NO! Don't go away! I am sorry I misinterpreted your post. Maybe I was feeling I had made too much out of the whole ordeal and was defending myself without cause... I don't know. But don't worry, I wasn't meaning that you needed to go away!!! I don't want to offend anyone either!

Al-

It would be a payed position. I don't know why they don't provide "adult" life specialists, but a lot of hospitals (not all, mind you) are realizing the need for someone to help the little ones get through the stress of surgery or hospitalizations. They don't get paid any more than teaching does (which is what I am now), but I feel like doing that kind of job might be a bit more rewarding, and perhaps not QUITE as time consuming (since I also direct the after school play productions). Essentially they are "play therapists." They are trained in how to understand what a particular child needs in the way of information, and how to give it to them in a manner that will make them more comfortable. They are also there for the siblings who have to watch their brother or sister go through this. At least, that's my understanding of the position.

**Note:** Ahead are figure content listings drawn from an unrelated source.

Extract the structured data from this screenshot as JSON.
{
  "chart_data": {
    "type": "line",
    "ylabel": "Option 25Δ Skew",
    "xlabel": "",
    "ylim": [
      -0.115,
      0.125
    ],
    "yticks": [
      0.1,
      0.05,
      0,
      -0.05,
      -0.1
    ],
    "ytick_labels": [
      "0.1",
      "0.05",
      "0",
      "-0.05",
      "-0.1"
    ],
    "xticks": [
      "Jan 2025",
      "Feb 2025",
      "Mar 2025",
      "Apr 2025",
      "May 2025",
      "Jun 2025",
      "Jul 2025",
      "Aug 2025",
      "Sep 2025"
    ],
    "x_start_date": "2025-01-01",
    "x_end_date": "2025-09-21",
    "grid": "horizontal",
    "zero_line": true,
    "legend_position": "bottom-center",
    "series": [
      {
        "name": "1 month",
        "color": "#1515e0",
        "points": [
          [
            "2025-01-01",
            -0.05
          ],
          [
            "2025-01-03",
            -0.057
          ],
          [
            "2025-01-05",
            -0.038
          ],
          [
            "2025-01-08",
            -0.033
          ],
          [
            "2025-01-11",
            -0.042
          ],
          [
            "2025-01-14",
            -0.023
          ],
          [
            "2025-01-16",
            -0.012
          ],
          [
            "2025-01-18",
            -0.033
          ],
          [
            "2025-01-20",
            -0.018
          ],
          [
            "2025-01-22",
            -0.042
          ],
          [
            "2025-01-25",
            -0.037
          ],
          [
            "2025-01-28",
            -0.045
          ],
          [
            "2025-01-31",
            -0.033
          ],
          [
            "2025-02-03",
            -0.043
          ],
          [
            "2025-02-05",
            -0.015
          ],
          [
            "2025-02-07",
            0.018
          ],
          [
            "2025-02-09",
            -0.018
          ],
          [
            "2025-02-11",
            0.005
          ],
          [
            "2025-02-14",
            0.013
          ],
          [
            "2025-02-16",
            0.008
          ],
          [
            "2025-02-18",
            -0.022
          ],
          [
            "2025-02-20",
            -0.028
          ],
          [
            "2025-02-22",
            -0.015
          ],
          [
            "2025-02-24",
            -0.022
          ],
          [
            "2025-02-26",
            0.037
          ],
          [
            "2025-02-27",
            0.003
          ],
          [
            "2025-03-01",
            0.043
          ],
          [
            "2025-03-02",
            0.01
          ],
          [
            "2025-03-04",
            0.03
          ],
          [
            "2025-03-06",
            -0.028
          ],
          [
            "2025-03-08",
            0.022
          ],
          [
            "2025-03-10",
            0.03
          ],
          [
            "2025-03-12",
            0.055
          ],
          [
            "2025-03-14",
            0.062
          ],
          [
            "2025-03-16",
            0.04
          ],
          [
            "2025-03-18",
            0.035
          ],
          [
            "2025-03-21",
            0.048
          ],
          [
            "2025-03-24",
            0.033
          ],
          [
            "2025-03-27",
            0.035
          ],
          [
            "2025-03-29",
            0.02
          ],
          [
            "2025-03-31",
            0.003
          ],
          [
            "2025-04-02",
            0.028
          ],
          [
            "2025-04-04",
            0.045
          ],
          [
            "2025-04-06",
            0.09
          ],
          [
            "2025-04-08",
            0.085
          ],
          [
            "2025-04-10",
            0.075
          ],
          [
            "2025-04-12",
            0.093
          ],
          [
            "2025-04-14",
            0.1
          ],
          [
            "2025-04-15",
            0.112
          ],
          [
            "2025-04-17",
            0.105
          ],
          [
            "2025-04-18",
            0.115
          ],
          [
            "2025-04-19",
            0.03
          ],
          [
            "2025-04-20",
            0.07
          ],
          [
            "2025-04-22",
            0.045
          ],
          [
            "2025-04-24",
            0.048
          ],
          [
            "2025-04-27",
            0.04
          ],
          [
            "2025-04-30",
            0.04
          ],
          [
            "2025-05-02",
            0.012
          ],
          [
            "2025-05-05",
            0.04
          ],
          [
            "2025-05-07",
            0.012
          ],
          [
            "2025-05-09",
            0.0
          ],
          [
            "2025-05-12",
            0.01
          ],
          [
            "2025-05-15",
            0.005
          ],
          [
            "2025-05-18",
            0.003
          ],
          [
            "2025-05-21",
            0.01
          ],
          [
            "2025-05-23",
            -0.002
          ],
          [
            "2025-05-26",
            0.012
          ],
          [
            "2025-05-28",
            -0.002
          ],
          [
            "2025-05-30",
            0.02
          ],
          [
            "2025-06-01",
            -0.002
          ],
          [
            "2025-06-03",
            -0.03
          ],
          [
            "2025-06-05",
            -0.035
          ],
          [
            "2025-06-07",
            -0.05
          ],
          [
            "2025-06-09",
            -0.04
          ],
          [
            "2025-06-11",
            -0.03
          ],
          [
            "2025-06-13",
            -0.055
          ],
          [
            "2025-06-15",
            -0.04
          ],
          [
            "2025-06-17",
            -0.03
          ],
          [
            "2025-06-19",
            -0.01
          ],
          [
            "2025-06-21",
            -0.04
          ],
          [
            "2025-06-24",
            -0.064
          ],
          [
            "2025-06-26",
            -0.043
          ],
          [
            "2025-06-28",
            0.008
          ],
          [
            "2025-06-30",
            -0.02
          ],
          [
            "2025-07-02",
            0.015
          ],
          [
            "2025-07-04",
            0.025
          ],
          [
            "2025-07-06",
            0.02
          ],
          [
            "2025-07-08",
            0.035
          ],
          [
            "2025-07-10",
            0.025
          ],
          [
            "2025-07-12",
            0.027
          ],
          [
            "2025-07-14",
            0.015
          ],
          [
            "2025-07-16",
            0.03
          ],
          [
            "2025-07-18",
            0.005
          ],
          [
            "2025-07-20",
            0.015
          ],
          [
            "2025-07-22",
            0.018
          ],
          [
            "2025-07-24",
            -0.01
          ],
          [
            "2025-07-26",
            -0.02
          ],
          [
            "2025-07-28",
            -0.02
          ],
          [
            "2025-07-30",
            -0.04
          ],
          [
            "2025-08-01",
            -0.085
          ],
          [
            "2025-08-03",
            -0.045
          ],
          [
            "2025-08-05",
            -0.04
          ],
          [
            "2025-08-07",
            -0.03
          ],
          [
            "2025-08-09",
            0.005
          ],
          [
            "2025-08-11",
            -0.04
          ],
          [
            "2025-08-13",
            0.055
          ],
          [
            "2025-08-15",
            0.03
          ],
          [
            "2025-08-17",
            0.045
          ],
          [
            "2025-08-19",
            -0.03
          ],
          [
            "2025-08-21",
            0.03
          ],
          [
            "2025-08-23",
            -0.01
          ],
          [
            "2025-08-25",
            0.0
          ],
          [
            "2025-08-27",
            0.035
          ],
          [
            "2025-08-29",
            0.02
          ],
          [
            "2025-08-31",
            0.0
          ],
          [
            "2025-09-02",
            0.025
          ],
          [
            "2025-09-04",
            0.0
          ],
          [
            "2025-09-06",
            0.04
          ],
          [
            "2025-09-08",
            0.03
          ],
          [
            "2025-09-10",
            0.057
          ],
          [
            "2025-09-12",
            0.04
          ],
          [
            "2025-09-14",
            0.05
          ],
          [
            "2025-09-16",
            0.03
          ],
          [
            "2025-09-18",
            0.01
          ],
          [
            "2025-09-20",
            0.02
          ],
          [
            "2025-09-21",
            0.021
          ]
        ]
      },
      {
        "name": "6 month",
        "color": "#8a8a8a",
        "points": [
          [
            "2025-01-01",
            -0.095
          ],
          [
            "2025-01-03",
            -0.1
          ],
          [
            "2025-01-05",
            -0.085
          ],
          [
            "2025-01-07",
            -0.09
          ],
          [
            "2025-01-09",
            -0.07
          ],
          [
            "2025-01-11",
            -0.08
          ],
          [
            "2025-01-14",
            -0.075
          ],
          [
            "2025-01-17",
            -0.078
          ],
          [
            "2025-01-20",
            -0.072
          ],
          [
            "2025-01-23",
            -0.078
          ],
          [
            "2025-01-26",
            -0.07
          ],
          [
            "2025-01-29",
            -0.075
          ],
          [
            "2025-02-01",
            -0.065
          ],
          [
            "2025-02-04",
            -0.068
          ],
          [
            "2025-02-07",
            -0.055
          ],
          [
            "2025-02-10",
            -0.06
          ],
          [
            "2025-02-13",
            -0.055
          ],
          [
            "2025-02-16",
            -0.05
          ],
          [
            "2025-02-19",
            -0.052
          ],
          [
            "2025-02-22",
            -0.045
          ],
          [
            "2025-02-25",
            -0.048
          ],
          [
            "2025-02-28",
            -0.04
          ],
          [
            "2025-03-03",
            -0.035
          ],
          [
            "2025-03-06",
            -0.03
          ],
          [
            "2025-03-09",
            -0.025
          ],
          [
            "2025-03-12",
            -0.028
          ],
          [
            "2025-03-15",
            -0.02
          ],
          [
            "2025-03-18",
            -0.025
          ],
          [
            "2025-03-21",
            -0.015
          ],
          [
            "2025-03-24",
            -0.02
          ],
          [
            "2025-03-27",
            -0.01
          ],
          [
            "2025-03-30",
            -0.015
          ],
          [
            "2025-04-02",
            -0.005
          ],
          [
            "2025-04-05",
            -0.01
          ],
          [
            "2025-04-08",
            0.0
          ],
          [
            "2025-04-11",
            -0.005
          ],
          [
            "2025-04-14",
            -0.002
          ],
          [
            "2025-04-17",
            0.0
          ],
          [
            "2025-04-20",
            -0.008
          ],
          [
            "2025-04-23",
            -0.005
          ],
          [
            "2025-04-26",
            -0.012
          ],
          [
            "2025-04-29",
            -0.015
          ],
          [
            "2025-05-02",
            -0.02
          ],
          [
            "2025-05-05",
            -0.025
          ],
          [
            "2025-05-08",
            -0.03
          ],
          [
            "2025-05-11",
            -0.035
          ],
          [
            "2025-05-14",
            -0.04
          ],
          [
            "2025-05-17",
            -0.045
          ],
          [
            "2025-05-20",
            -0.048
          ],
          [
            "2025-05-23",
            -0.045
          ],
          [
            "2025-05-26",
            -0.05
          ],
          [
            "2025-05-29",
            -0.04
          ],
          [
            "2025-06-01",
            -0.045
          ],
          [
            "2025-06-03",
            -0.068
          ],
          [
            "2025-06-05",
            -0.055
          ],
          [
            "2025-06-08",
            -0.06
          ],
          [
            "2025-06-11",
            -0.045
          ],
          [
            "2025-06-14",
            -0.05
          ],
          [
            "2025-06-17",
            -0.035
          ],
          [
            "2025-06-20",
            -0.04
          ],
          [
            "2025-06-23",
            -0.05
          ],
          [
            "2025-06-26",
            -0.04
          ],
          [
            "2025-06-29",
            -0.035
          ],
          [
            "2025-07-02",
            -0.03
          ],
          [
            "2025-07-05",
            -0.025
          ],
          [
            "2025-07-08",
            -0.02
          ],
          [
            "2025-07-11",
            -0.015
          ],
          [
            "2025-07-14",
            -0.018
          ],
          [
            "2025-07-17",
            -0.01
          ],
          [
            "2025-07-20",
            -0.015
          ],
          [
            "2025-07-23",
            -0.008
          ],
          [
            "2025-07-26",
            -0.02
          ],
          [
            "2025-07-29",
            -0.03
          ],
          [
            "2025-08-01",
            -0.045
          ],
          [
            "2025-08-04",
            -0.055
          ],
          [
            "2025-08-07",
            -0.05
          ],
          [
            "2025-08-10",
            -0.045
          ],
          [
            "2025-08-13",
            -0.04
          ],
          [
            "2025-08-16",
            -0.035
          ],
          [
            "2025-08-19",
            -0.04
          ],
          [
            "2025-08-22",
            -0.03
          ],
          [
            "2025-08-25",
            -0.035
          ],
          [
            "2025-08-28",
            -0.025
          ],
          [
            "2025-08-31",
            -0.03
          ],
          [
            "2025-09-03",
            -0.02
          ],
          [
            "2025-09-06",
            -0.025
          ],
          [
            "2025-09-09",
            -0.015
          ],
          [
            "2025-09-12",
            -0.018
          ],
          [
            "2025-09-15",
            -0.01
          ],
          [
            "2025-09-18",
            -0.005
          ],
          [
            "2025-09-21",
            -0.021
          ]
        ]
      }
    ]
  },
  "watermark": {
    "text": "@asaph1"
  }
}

As for your comment about heart docs not being supportive, I am in a slightly different position. I rarely talk to my PCP, but I am VERY close to my card (well, both, since I have two, but more so with one of them). She is like a friend do me. I almost called her up to tell her about my experience at the DMV, because I knew she would be on my side. She's absolutely great. But, she's also a pediatric cardiologist, so she loves it when she gets one of her "big kids," as she calls us, in the office to talk to. My adult cards have been less personable, for the most part. But recently, my adult card found out I am a theatre teacher, and now simply loves me (I guess) because her mother is an actress, and she was into theatre in undergrad school. She's also lightened up quite a bit since adopting her baby girl from China. Only problem with that is, she is now only in the office on Tuesday and Wednesday mornings, so I can no longer just skip out of work early to get to an appt. I have to take a whole day off.

Sorry to ramble so. I'm just SO glad it is the weekend (finally!).
 
"County Clerk Mentality"

"County Clerk Mentality"

Hiya Niki!

Years ago I went through a similar event, although it was with a county clerk, not the DMV. I won't go through the gory details, but I learned something really interesting about a certain personality type that seems to be attracted to civil service. I refer to it as "county clerk mentality."

There are certain authoritarian types who just LOVE to interpret laws, rules and procedures as they see fit, without benefit of legal counsel. They simply do it because they can, and the victim is usually in a corner and they know it. The excuse that you were given that "Since 9/11...." is pure B.S., and simply a reason to justify authoritarian beaureaucratic behavior.

You are right to be angry and indignant about it! I have learned that, when faced with such behavior, it often works to simply be very polite but NOT comply. Instead, I've asked for (while writing it all down) the person's name, then asked to see their supervisor NOW. And I don't move...their line is blocked until the supervisor shows up. Big smile and politeness the whole time, but the message hits them pretty quick: They are getting called on their nonsense, and it is about to mess up their whole day. Most often, they back off and give you what you want. The other times they just arrest you :D (not speaking from personal experience on that last part!)

Let me just throw in that after reading your posts over time, you have been a great role model to many in maintaining a cheerful optimistic attitude in spite of a lot of medical adversity in your life. As Walter said, don't let the turkeys get you down!